Agenda item

FINANCIAL DEBTS

The Committee will receive a presentation on how outstanding Adult Social Care debts are dealt with and actions taken.

 

Minutes:

The Committee received an update on how outstanding Adult Social Care debts were dealt with from the Head of Adult Social Care & Commissioning.

 

The report informed the Committee that the data covered debt recovery activity for the period 1 April 2012 to 31 December 2013. 

 

The Committee were reassured of the following key points:

 

·       That debt recovery procedures were now more robust and efficient

·       That the total number of debtors and invoices outstanding continued to decrease

·       That the amount of repayment plans and income from repayment plans in increasing every quarter

·       The amount of older debt is falling every quarter

 

The Head of Adult Social Care & Commissioning informed the Committee that Adult Social Care was responsible for the assessment adults and older people over the age of 18 who had disabilities or become frail and who had social care needs.  The current procedure determined that once it had been agreed that an individual was eligible for care and support from the Council, the Council undertook an assessment to see how much the individual had to pay for their care.

 

The following was detailed in the report:

 

·         That between 45 and 60 new financial assessments were carried out per week as well as a further 30 to 50 financial reassessments to reflect changes in an individual’s financial circumstances while care is on-going.

 

·         That in April 2009 total debt in this area was in excess of £6.5m with a bad debt provision over £2m and less than £500,000 of the outstanding debt was secured.  The debt recovery procedures at that time were very much reactive with only system generated reminder letters issued when the debt reached £5,000.

 

·         That Adult Social Care recognised that this process of recovery action was flawed, with an unacceptable high level of debt, in particular unsecured debt. 

 

·         Therefore, since 2010/11 a much more pro-active approach to debt recovery was implemented through ensuring potential arrears situations are identified as early as possible in order for  direct action at that stage. 

 

·         The current procedure entailed that the service started debt recovery action once an individual had two outstanding invoices. If no reasonable explanation or contact was received from the debtor within a 50 day period from the arrears being identified, the debt was referred for Legal action. 

 

The Committee noted that an individual may have legitimate reasons for non-payment of their first two invoices (e.g. waiting for a Court of Protection application to be finalised, ill health, etc.), the initial debt recovery letter was regarded as an intervention approach rather than a straight up demand for payment. 

 

The service would also offer assistance in financial advice as well as signposting to organisations that may be able to assist individuals who were having difficulties.

 

The report informed the Committee that changes in approach to debt recovery had resulted in total debt falling and the number of debtors decreasing as well as an increase in the number of repayment plans.

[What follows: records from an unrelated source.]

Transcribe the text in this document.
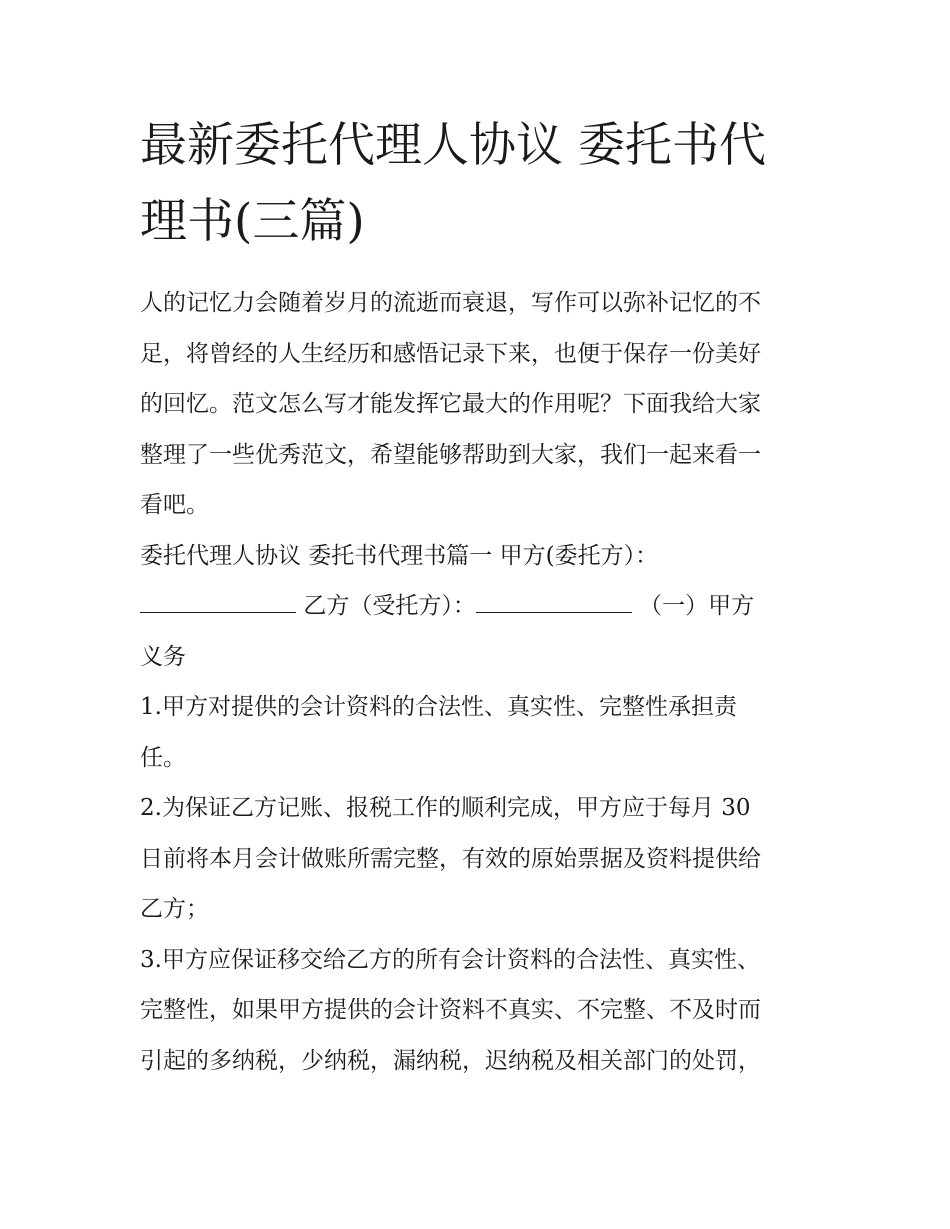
最新委托代理人协议 委托书代
理书(三篇)

人的记忆力会随着岁月的流逝而衰退，写作可以弥补记忆的不
足，将曾经的人生经历和感悟记录下来，也便于保存一份美好
的回忆。范文怎么写才能发挥它最大的作用呢？下面我给大家
整理了一些优秀范文，希望能够帮助到大家，我们一起来看一
看吧。

委托代理人协议 委托书代理书篇一 甲方(委托方）：
乙方（受托方）：	（一）甲方
义务

1.甲方对提供的会计资料的合法性、真实性、完整性承担责
任。

2.为保证乙方记账、报税工作的顺利完成，甲方应于每月 30
日前将本月会计做账所需完整，有效的原始票据及资料提供给
乙方；

3.甲方应保证移交给乙方的所有会计资料的合法性、真实性、
完整性，如果甲方提供的会计资料不真实、不完整、不及时而
引起的多纳税，少纳税，漏纳税，迟纳税及相关部门的处罚，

As a result, a reduction in the amount of long term debtors and individuals with large unsecured debts was also recorded

 

The Committee noted that the introduction of a new Placement contract in early 2012 passed the responsibility for the collection of client contributions to care homes.  The only circumstances under which a gross contract would be used are where individuals own property and therefore needed to enter into Deferred Payment Agreements or a situation where the customer does not have capacity to manage their finances and these were managed by a third party. This had resulted in a larger amount of fees that were deferred, and therefore cannot be collected while care was on-going, and also more short term debtors pending Court of Protection action.

 

The report detailed that Deferred Payment cases had increased in the last 20 months but they were considered to be secured debt.

 

Any individual who had property at the point of moving into a care home, must enter the Council’s Deferred Payment scheme, which enabled the Council to secure any debt through placing a charge on the individual’s property.  The Care Bill that was anticipated to become law shortly stated that all LA’s should implement an obligatory approach to Deferred Payments by 2015 – however the Committee was aware that this was already in place in Havering.

 

The Committee was reassured that bad debt had remained consistent because of the more pro-active approach to debt recovery not allowing so many long term or larger debts to accrue.  This was attributed to the changes in procedure that had lowered bad debt despite the increase in total debt.

 

The Committee was informed that the Corporate Debt Management Board target around in-year collection rates, based on sums either collected or secured within the financial year, had been met for the last three financial years and Adult Social Care was on target to meet this year’s target of 92%.

 

During general debate, members of the Committee made the following comments:

·         They were disappointed at the level of debt in general

·         Noted that intervention was triggered at two outstanding invoices but wanted officers to review current procedures and shortening of the process

·         Noted the uptake of direct debit payment but suggested further encouragement of this method of payment

·         Noted that improvement was being made steadily.

 

That Committee noted the report and the continued work in recovering debt owed to the Council.